L’Istat non aveva fatto in tempo a pubblicare i suoi nuovi dati sull’occupzione che già partivano i tweet renziani. Prima i dati, naturalmente: a dicembre, mese anomalo perché le vacanze di fine anno generano sistematicamente occupazione temporanea (alberghiero, ristorazione, centri commerciali, ecc), ci sono stati 92.00 occupati in più. Su base annua (bilancio finale) sono appena 109.000. Ed è comunque meglio così piuttosto che un ulteriore calo.
Ma l’Istat – naturalmente – non può dire a così breve distanza dalla rilevazione se si tratti di posti di lavoro temporanei, precari, stabili, ecc. Dall’altro lato aumentano anche gli “inattivi” (28.000 unità), come conseguenza della riforma Fornero che costringe gli anziani a restare “forza lavoro disponibile” e quindi statisticamente rilevata. Paradossale, ma non stranissimo, che i giovani tra i 15 e i 24 anni vedano contemporaneamente aumentare sia gli occupato (+33.000) sia gli inattivi (+37.000).
Normale, anche se niente affatto innocente, la strumentalizzazione del governo, così ansioso di darsi ragione da dimenticare persino il naturale scorrere del tempo. Renzi ha infatti subito twittato, ripreso da tutte le agenzie:
“Centomila posti di lavoro in più in un mese. Bene. Ma siamo solo all’inizio. Riporteremo l’Italia a crescere #lavoltabuona”. Così Matteo Renzi con un tweet commenta gli effetti del Jobs Act.
Gli “effetti” sono quei fenomeni che derivano da un’azione, un “dopo” che presuppone un “prima”. Il Jobs act è ufficialmente entrato in vigore il 1 gennaio, ma di fatto è ancora in alto mare, vista la quantità di decreti attuativi che debbono essere redatti e approvati per renderlo qualcosa di più di un elenco di titoli.
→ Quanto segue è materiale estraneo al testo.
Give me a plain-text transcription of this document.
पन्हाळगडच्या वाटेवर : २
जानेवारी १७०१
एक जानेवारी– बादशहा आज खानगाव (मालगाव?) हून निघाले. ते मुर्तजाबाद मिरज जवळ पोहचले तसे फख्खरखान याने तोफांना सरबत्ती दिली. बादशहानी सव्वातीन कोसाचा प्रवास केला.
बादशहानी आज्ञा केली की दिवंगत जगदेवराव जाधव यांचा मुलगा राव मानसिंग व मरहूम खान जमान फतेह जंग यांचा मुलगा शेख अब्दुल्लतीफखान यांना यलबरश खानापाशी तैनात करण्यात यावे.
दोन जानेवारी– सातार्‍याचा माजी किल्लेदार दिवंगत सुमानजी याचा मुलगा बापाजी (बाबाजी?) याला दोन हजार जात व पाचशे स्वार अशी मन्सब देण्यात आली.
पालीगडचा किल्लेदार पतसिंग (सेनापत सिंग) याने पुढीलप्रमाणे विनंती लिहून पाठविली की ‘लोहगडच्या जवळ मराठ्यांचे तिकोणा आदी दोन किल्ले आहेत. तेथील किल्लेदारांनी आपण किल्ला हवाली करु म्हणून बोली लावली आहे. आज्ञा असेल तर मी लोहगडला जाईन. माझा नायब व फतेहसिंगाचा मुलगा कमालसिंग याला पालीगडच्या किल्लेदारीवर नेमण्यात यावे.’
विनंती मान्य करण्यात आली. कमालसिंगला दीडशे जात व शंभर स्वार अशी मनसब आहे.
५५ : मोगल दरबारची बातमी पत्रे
Ma in ogni caso dicembre 2014 è arrivato prima di gennaio 2015, quindi il Jobs act semplicemente non c’era, quindi non poteva produrre nessun effetto. Nemmeno inventato (tipo l’”entusiasmo” delle imprese che avrebbero cominciato ad assumere prima dell’entrata in vigore delle nuove regole; nessuno è così matto…).
A Renzi era già capitato un infortunio simile, all’inizio dell’estate, quando si intestò l’aumento di 100.000 posti di lavoro in un altr mese “anomalo”. Ma non fa niente, deve aver pensato; chi vuoi che si ricordi delle cazzate che scrivo nei tweet?
A tutti ricordiamo delle semplici considerazioni statistiche: una “tendenza” si concretizza in un periodo lungo almeno alcuni mesi consecutivi, non è invece individuabile in un dato singolo. Non a caso le rilevazioni statistiche distinguono tra dati mensili, trimestrali, annuali, serie storiche, ecc. E dobbiamo tranquillamente ricordare che dal 2009 a oggi il tasso di disoccupazione è passato da poco più dell’8% ad oltre il 14, mentre quella giovanile è praticamente raddoppiata.
Tra le cose sgradite che Renzi e nanerottoli che lo circondano fingono di non vedere ci sono altri dati Istat, pubblicati nello stesso giorno e accolti da un fragoroso silenzio: “Nel confronto con novembre 2013 l’occupazione nelle grandi imprese diminuisce dello 0,9% al lordo della Cig e dello 0,5% al netto dei dipendenti in Cig”. Le grandi imprese sono quelle che, seppure in piccola misura, svolgono una funzione di innovazione produttiva, competizione internazionale, “traino” per tutta l’economia nazionale. Se prosegue implacabile – come sta avvenendo da anni (questa sì che una “tendenza”) – la riduzione dell’occupazione in questo segmento diventa decisamente palese che la struttura produttiva del paese va declinando per dimensione, qualità, importanza. E non sarà qualche cameriere o pizzaiolo in più o in meno a cambiare il quadro complessivo.
L’altra, forse ancora più rilevante, è il livello salariale dei lavoratori under 30, quelli che Renzi giurava di voler aiutare. Meno di 850 euro al mese. Secondo un report DataGiovani, lo stipendio dei giovani al primo impiego staziona su una media di 848 euro mensili: ma è molto facile trovare chi ne prende anche 300 in meno (la media meridionale, guarda caso, è di 90 euro in meno).
E non aiuta nemmeno tanto la laurea, che porta con molta fatica – e non troppo di frequente – al di sopra dei 1.000 euro. Chiaro che non tutto dipende dal governo; sono le imprese a stabilire, senza mezzitermini n* contrattazione collettiva, questi livelli. Ma se un governo si vanta del fatto che “a lasciar mano libera alle imprese si ottiene la crescita”, allora anche questi stipendi da fame sono da attribuire a suo “merito”.